Eglises d'Asie

L’Eglise apporte son soutien à la campagne visant à interdire l’usage, dans l’agriculture philippine, de semences génétiquement modifiées

Publié le 18/03/2010




Le 13 mai dernier, quatre personnes, dont un prêtre de l’Eglise catholique, qui ont entamé une grève de la faim le 22 avril dernier en campant aux portes du ministère philippin de l’Agriculture, à Quezon City, ont rejeté une demande du palais présidentiel les priant de mettre fin à leur mouvement par un geste de “bonne foi”. Roberto Verzola, un des quatre grévistes de la faim, qui est secrétaire général des Philippine Greens, une ONG locale, a répondu que c’était au gouvernement de “montrer sa bonne foi en ne répandant pas les semences de maïs ‘Bt'” tant que la science n’aura pas apporté la preuve de l’innocuité de cette semence, vendue par la firme américaine Monsanto et génétiquement modifiée pour résister à un parasite de cette céréale.

Les semences de maïs ‘Bt’ ont subi une modification génétique pour que la plante produise la protéine Bt (Bacillus thuringienis) afin de rendre la céréale plus performante en termes de rendement et plus résistante à ses parasites naturels. Monsanto, premier producteur de semences au monde, a introduit la nouvelle semence aux Philippines en 2000 par des tests conduits dans la province de Cotabato Sud, à Mindanao. Depuis, les tests ont été étendus et sont menés dans les provinces d’Isabela et de Pangasinan, dans la partie nord du pays. Bien que la plante obtenue à partir de la semence ‘Bt’ montre une bonne résistance aux parasites du maïs, les critiques de la nouvelle semence s’inquiètent des conséquences à terme de son introduction dans la nature. D’une part, indiquent-ils, les parasites peuvent développer à leur tour une résistance à la protéine qui les tient pour l’heure à distance de la céréale et, d’autre part, les pollens de la nouvelle céréale peuvent contaminer les variétés de maïs cultivées localement et mener à des développements imprévisibles.

Les quatre grévistes de la faim, qui n’absorbent que de l’eau et des jus de fruits, demandent au ministre de l’Agriculture, Luis Lorenzo Jr., d’ordonner l’arrachage des champs plantés de maïs ‘Bt’ et la révocation du permis accordé en décembre 2002 autorisant l’importation, la vente et la plantation de la semence en question. Selon Leonardo Montemayor, ministre de l’Agriculture à la date où le permis a été accordé, les autorisations accordées ont été prises “avec une hâte que rien ne justifiait” et sans qu’il soit consulté, contrairement à ce que prévoit la loi.

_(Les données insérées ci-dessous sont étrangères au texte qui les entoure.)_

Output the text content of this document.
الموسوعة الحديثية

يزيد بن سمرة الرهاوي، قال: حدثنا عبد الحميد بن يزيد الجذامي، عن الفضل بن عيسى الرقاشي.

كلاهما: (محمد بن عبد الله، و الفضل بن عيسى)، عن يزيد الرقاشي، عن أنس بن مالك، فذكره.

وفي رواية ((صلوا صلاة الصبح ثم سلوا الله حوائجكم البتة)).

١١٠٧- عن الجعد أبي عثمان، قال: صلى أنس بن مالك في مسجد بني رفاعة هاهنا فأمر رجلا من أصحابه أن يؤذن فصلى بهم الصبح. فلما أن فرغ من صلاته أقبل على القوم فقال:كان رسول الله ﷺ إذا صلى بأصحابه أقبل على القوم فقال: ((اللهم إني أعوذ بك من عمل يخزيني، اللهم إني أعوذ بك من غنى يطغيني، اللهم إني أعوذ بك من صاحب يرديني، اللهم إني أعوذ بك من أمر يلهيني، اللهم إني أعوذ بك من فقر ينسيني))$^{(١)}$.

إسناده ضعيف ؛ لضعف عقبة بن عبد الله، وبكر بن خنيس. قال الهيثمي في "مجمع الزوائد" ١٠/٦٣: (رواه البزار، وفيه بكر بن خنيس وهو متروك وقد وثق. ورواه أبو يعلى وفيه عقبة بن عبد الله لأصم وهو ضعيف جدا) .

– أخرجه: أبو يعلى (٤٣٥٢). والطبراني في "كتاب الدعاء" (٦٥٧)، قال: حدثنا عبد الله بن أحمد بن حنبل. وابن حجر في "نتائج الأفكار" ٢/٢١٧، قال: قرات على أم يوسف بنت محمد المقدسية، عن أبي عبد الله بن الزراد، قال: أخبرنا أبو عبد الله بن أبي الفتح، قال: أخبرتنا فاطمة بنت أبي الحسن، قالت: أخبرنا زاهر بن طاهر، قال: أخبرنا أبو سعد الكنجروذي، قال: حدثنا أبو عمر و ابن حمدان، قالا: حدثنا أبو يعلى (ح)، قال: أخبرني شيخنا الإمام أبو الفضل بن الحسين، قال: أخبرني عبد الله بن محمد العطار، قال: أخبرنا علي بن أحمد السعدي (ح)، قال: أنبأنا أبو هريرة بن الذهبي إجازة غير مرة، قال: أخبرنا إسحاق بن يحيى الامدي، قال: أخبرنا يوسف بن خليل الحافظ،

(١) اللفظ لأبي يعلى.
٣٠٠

Le prêtre catholique engagé dans la grève de la faim est le P. Robert Reyes, curé de Notre Dame de la médaille miraculeuse, paroisse de Manille. Connu de longue date pour son engagement en faveur de diverses causes sociales, il s’est joint sans hésiter à ce combat aux implications tant environnementales qu’économiques et sociales. En février dernier, la Conférence épiscopale s’était manifestée sur le sujet. En collaboration avec le biochimiste Ho Mae-Wan, directeur de of Science in Society, basé à Londres, les évêques avaient écrit à la présidente Arroyo pour lui demander de retirer le permis accordé à la firme Monsanto. “En l’absence de facteur humain impératif, argumentaient les évêques, il n’y a pas de raison valable d’introduire à la hâte une nouvelle technologie non suffisamment testée tant que nous n’aurons pas la certitude de son utilité et de son innocuité.” Commentant la grève de la faim menée devant le ministère de l’Agriculture, grève de la faim imitée depuis par plusieurs centaines de paysans à travers le pays, l’évêque de Marbel, diocèse situé à Cotabato Sud, a déclaré que le jeûne devait être préféré à la grève de la faim pour manifester son désaccord avec la politique gouvernementale. Il a également ajouté que la présidente n’avait pas écouté la Conférence épiscopale sur ce dossier, sous-entendant que le gouvernement était plus sensible aux pressions américaines qu’à celles de l’Eglise.